With the voices of: Dakota Fanning, Teri Hatcher, Keith David
Directed by: Henry Selick
Written by: Henry Selick, based on Neil Gaiman’s novel
Rating: 5 (out of five)
Coraline is the third stop-motion film from Henry Selick, the mastermind behind The Nightmare Before Christmas. (I will admit that I thought Corpse Bride was his handy-work too, but it turns out I was very wrong there.) It is nothing short of brilliant. When an animated film is so good that you forget you are watching animation, the creators have really accomplished something. When they manage to do that against what seems like all odds, they’ve created something truly amazing.
Coraline Jones (that’s “CORE-a-line” not “CARE-o-line”) has just moved to a new apartment with her parents. They are horticulturalists of a sort, but lately they’ve been putting aside actually cultivating a garden in favor of writing. Her father is authoring a catalog that he hopes to be his magnum opus that will feed the family. Coraline doesn’t care in the least and is more interested in having adventures. Their new neighbors, Mr. Bobinsky, Miss Spink, and Miss Forcible, though colorful, aren’t enough.
On her first foray into her new surroundings she meets the son of her apartment’s proprietor, Wybie. And a sly black cat. Bored with their lack of creativity, she retreats back into her house and begins cataloging everything she finds. Which includes an curiously small door that has been wall-papered over. After sufficiently pestering her mother enough that she gives in, the door is opened, only to reveal a brick wall.

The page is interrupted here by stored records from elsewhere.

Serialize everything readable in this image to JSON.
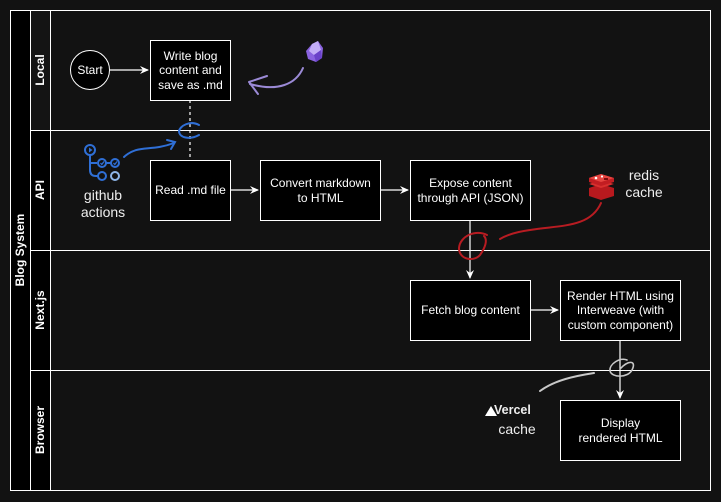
{
  "diagram": {
    "title": "Blog System",
    "lanes": [
      {
        "id": "local",
        "label": "Local"
      },
      {
        "id": "api",
        "label": "API"
      },
      {
        "id": "nextjs",
        "label": "Next.js"
      },
      {
        "id": "browser",
        "label": "Browser"
      }
    ],
    "nodes": {
      "start": "Start",
      "write_blog": "Write blog content and save as .md",
      "read_md": "Read .md file",
      "convert": "Convert markdown to HTML",
      "expose": "Expose content through API (JSON)",
      "fetch": "Fetch blog content",
      "render": "Render HTML using Interweave (with custom component)",
      "display": "Display rendered HTML"
    },
    "annotations": {
      "github": {
        "line1": "github",
        "line2": "actions",
        "icon": "github-actions-icon",
        "color": "#2f6fd6"
      },
      "redis": {
        "line1": "redis",
        "line2": "cache",
        "icon": "redis-icon",
        "color": "#c0181e"
      },
      "vercel": {
        "brand": "Vercel",
        "line2": "cache",
        "icon": "vercel-triangle-icon",
        "color": "#dddddd"
      },
      "obsidian": {
        "icon": "obsidian-icon",
        "color": "#9b7be8"
      }
    },
    "colors": {
      "background": "#121212",
      "lane_header": "#000000",
      "box_fill": "#000000",
      "stroke": "#ffffff"
    }
  }
}
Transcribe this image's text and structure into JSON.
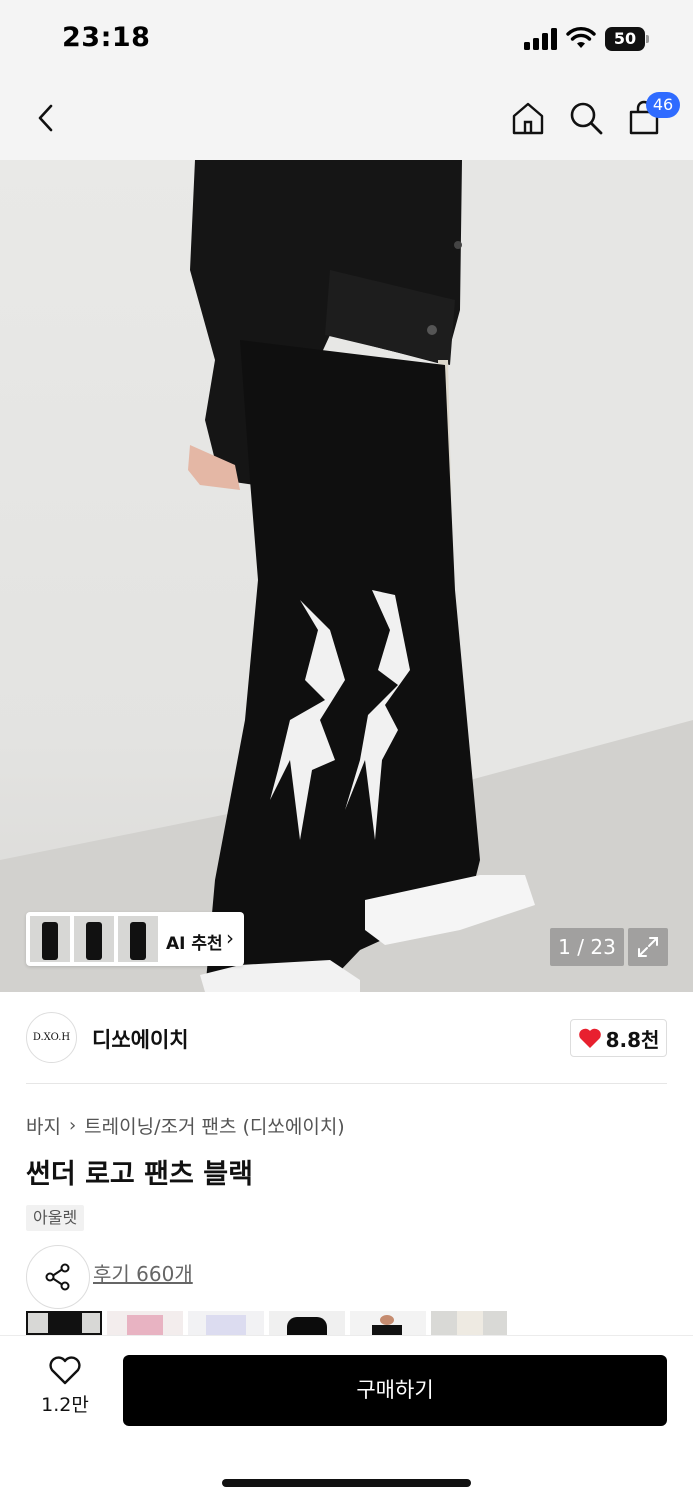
{
  "status_bar": {
    "time": "23:18",
    "battery_level": "50"
  },
  "nav": {
    "cart_count": "46"
  },
  "hero": {
    "ai_recommend_label": "AI 추천",
    "image_counter": "1 / 23"
  },
  "brand": {
    "logo_text": "D.XO.H",
    "name": "디쏘에이치",
    "like_count": "8.8천"
  },
  "product": {
    "breadcrumb": [
      "바지",
      "트레이닝/조거 팬츠 (디쏘에이치)"
    ],
    "title": "썬더 로고 팬츠 블랙",
    "tag": "아울렛",
    "review_link": "후기 660개"
  },
  "bottom_bar": {
    "wish_count": "1.2만",
    "buy_label": "구매하기"
  },
  "colors": {
    "accent_badge": "#2f6bff",
    "heart_red": "#e8202f",
    "buy_button": "#000000"
  },
  "icons": [
    "back-icon",
    "home-icon",
    "search-icon",
    "cart-icon",
    "expand-icon",
    "share-icon",
    "heart-icon",
    "chevron-right-icon"
  ]
}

That night Coraline is awoken by a jumping mouse whom she follows through the house. To the curiously small door. Through the curiously small door. And into the Other World, where she meets her Other Mother, and her Other Father, and the Other Wybie, and that strange cat. Everything is perfect at first glance. Her mother is baking tasty meals and her father is full of life and energy and all they want to do is please Coraline. It takes her a few minutes to notice that their eyes are mere black buttons sewn onto their faces.
Retreating back to into the Real World, Coraline is once again faced with the sheer monotony that she feels makes up her life, and she quickly finds herself venturin g back into the Other World and becoming more and more at home there. As is the case with these stories, it’s not long before she discovers that the black buttons are there for a reason, and that hiding under all the shiny facades of fun is something evil.
Coraline is a story about youth. It’s about youth itself learning to embrace life and finding adventure. It’s about youth’s influence on adults. It’s about the adults lusting after youth in dangerous ways. It’s about adults finding their youth again and their lives brightening and adults not leaving their youth behind.
Gaiman’s writing is always rooted in myths and folk tales. What Gaiman always does well is to make these common tales uniquely his own. Coraline is no exception to this. And I hate the fact that I haven’t read the book! (Though the movie, I hear, is sufficiently close to the book, there are some variances. Notably Wybie, who isn’t in the book at all.)
More than being a great modern folk tale, Coraline is an amazing visual feast and an incredible technical achievement to boot. I’ve linked an article at the bottom that was eye-opening. Who knew that the Other Mother morphing into her real self was such a painstaking shot to produce!
All in all, this film deserves a spot on anyone’s shelf and is a great movie to get the whole family together. Perhaps I have a dark vision of what family movies should be, but I still think it’s a great film. Technically, creatively, visually – all of it comes together perfectly.